63º FESTIVAL DE CANNES

Outrage, Takeshi Kitano, Japão, 2010
(COMPETIÇÃO)


Elementar

Outrage
pode não ser o melhor filme do festival, mas é muito provavelmente o mais divertido de todos. E também é o que tem o personagem mais engraçado: o embaixador de um país africano no Japão, que se vê obrigado pela máfia a abrir um cassino no local da embaixada, onde o jogo é uma atividade legalizada. Não existe praticamente nenhuma cena no filme inteiro em que algum personagem não esteja apanhando ou morrendo, e uma das melhores é quando Otomo (interpretado pelo próprio Kitano) ataca um personagem rival em pleno consultório odontológico. A câmera está em plongée zenital sobre o personagem deitado na cadeira reclinada. Otomo chega e após um curto plano/contraplano entre ele e o personagem deitado, com a câmera sempre em posição zenital (180º em relação ao chão), vem o ataque na boca do personagem, que é cerrada com algum instrumento médico.
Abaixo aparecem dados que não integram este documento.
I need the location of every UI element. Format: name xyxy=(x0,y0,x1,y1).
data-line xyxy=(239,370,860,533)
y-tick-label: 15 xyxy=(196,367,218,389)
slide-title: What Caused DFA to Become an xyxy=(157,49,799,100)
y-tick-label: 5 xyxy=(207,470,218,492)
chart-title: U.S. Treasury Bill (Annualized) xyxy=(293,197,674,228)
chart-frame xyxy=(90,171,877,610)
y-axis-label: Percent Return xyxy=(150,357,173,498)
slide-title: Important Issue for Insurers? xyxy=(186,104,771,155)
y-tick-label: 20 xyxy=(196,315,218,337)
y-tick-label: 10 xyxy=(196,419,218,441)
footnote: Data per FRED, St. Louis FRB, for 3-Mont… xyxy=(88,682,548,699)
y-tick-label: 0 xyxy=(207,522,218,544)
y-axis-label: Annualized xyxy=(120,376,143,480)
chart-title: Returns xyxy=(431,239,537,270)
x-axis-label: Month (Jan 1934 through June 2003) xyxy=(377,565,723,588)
O sangue salta como uma pequena mancha que vai crescendo e borrando aquele quadro límpido, numa redução dos elementos a um mínimo elementar – sua composição meramente plástica e sua disposição geométrica dentro quadro.
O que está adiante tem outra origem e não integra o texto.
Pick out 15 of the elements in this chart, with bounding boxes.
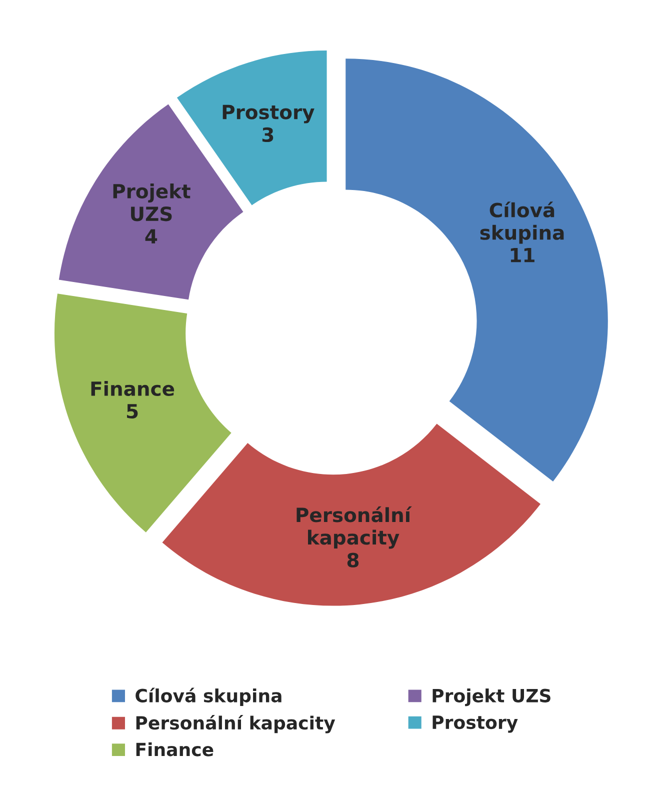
slice-label: Prostory (222, 104, 314, 124)
slice-label: Cílová skupina (480, 202, 564, 244)
legend-label: Personální kapacity (136, 714, 336, 734)
legend-label: Cílová skupina (136, 688, 282, 706)
slice-label: Personální kapacity (296, 506, 412, 549)
data-label: 3 (262, 127, 274, 142)
data-label: 5 (127, 404, 138, 419)
legend-label: Finance (136, 742, 214, 756)
data-label: 4 (145, 229, 158, 244)
legend-label: Prostory (432, 716, 518, 733)
data-label: 8 (347, 552, 359, 568)
slice-label: Projekt UZS (113, 183, 190, 222)
slice-label: Finance (91, 380, 174, 396)
legend-label: Projekt UZS (432, 688, 550, 706)
data-label: 11 (510, 248, 534, 262)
É uma cena (um plano, mais precisamente) que capta bem o humor do filme de Kitano, seu sentido gráfico de redução (formas e contornos, ou: como, de que maneira, matar um personagem?). Há bastante em comum entre este e os últimos filmes do diretor (Aquiles e a Tartaruga e Glória ao Cineasta), que também eram compostos quase que exclusivamente de gags puras, quase naifs. Mas é sobretudo a montagem o que coloca Outrage muito à frente de seus filmes mais recentes. Apesar do fato de que é o próprio Kitano quem geralmente monta seus filmes, ela talvez nunca tenha sido tão fluida como aqui. As seqüências são como blocos rigorosos que parecem ter todos a mesma exata duração, num efeito de superposição que reforça a redução elementar não só dos elementos do quadro, como da própria trama (a velha história de cães e gatos da máfia que procuram se superar entre si para subirem na hierarquia, matando uns aos outros). A violência é suave, pura, transparente, e o humor vem justamente do confronto da câmera com este óbvio.